Barnabas and Paul went different directions, but were on the same team; both had a deep abiding love for Christ, their lovely Lord. They were simply at odds on the best way to get the job done. The two cherubims on the Mercy Seat faced different directions, and though seemingly opposites, still they were looking at the same thing. 

In John's writings he preeminently makes Christ and Christ alone the focal point of our fellowship with one another. Personally, I can go a long way with a man or woman who believes in the deity of Jesus Christ, and His substitutionary death, who love Him with all their heart, soul, mind, strength, and might. We'll work our differences out around the family table when we get home.


Friday, January 2, 2015

One Thing After Another

"And there came a messenger unto Job...While he was yet speaking, there came also another...While he was yet speaking, there came also another...While he was yet speaking, there came also another."

I remember the old timers saying, concerning their trials: "If it's not one thing, it's another"; or, "It's one thing on top of another"; or, "It seems it's just one thing after another." Paul referred to them as, "Sorrow upon sorrow." 

Any of the above quotes could have applied to Job. On four different occasions, on the same day, one messenger after another brought the old patriarch bad news. Actually, it was devastating, heartrending news! As my granny would say, "It seemed more than a soul could bear."

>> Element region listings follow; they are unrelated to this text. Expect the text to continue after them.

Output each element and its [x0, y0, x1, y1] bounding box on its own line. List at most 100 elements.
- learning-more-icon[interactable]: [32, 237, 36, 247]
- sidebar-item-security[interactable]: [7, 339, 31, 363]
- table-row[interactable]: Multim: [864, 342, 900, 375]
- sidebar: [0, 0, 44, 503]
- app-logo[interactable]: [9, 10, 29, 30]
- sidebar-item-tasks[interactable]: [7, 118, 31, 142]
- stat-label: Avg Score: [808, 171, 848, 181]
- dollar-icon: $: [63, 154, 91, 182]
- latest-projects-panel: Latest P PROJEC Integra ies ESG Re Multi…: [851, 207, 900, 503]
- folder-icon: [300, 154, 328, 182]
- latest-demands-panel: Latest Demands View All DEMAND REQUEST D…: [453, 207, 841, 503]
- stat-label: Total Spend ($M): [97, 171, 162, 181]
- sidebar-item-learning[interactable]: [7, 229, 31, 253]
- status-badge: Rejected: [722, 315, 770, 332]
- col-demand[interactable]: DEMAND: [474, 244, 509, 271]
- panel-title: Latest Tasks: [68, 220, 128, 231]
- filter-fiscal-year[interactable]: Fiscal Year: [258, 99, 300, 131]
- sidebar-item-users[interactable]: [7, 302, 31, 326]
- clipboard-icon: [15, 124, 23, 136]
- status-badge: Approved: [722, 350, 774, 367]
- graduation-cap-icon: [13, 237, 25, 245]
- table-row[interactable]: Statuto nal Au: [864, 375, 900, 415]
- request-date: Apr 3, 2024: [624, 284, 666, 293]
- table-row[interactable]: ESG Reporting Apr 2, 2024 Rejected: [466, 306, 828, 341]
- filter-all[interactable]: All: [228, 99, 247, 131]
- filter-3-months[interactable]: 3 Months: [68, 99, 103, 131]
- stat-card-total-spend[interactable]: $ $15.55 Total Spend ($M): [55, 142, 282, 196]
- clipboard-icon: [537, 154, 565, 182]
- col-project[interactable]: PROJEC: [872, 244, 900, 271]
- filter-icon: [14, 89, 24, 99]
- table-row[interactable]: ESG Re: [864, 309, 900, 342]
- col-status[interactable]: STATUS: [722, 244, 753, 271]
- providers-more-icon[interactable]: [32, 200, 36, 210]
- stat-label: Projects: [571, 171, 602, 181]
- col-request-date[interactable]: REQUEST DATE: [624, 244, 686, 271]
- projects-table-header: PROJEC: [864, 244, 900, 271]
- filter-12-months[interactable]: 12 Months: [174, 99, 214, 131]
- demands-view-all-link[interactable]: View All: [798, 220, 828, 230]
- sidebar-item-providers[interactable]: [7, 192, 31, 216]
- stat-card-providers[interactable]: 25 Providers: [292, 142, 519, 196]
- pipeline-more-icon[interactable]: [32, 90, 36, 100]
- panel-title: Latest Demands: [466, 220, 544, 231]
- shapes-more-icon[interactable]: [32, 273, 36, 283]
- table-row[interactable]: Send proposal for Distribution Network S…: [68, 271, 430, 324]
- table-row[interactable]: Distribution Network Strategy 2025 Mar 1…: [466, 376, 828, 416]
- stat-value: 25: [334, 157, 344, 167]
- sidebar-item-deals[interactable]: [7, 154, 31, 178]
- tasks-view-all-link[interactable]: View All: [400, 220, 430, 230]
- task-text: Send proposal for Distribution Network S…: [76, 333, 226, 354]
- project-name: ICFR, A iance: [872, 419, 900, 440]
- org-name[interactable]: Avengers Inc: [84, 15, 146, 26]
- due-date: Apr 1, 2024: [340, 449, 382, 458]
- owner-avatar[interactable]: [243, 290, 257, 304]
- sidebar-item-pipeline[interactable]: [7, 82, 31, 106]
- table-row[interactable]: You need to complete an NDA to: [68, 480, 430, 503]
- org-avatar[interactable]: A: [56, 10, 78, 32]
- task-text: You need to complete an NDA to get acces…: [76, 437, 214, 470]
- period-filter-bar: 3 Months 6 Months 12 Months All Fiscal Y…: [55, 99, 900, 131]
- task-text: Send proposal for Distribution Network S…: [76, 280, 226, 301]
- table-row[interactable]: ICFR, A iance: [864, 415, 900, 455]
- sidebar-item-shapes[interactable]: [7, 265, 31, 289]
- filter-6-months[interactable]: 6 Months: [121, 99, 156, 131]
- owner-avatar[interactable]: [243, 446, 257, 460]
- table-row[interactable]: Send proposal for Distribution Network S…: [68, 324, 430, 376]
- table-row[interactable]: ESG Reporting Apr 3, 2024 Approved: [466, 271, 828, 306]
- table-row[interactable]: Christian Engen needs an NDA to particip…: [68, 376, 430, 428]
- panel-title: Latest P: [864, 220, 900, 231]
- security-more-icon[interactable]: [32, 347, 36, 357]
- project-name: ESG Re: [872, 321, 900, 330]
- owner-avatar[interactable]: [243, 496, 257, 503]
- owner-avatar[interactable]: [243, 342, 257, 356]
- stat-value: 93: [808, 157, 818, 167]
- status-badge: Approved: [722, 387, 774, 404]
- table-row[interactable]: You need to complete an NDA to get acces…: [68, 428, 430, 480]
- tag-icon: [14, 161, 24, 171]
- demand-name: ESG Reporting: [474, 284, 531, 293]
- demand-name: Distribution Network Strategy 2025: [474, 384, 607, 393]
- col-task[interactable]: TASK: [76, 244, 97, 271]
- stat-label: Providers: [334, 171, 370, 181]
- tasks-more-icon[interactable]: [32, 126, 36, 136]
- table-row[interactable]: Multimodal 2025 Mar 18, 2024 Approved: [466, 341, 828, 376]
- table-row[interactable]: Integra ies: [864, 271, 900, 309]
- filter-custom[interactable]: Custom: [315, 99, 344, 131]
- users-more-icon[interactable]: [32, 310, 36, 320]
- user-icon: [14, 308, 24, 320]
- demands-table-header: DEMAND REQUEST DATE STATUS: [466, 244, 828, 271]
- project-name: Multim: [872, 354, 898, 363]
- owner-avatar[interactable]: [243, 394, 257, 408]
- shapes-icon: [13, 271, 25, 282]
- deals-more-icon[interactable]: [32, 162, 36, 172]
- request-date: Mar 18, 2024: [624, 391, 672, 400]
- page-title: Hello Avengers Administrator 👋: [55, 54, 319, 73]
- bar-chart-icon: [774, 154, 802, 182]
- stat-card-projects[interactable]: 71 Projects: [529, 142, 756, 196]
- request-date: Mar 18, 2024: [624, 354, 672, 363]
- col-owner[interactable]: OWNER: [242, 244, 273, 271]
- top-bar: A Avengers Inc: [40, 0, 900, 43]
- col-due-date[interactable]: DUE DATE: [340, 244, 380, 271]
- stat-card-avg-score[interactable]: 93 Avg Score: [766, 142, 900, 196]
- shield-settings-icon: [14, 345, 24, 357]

But if we skip ahead and read the conclusion of the story, we find the final message from God after all his sufferings, we might say it was the great finale. We're told the Lord doubled-up, so to speak, on all the blessings he had previously enjoyed. WHAT A GOD WE HAVE! 

Thursday, January 1, 2015

The Answer Is Nigh

"But when the time of the promise drew nigh..." Sooner or later all of God's long-range promises (as well as the short-range ones), have a time when they "draw nigh"; are close at hand, if you please. Jesus told the disciples to "wait" for the promise until it was fulfilled. D.L. Moody, commenting on this text said, "Tarry at the promise till God meets you there. He always returns by way of His promises."  

God asks some of us to wait a long time before fulfilling His promise to us, but the testimony of those who have waited it out is, the wait was more than worth it! Ask, to mention just a few, the children of Israel, Abraham, Joseph, Moses, Zacharias, and John the Baptist. Each would say "Amen" to Habakkuk's words, "...though it tarry, wait for it; because it will surely come, it will not tarry." 

In telling the story of the widow coming continually before a judge to get her request granted, Jesus applies it to His elect who, He says, "... cry day and night unto [Me]..." He goes on to tell us, "...though [I] bear long with them. I tell you that [I] will avenge them speedily." Notice it may be a long wait but when He does answer, it will be so quick, as they say, it will make your head swim.

Remember, to God, "A promise made, is a promise kept!"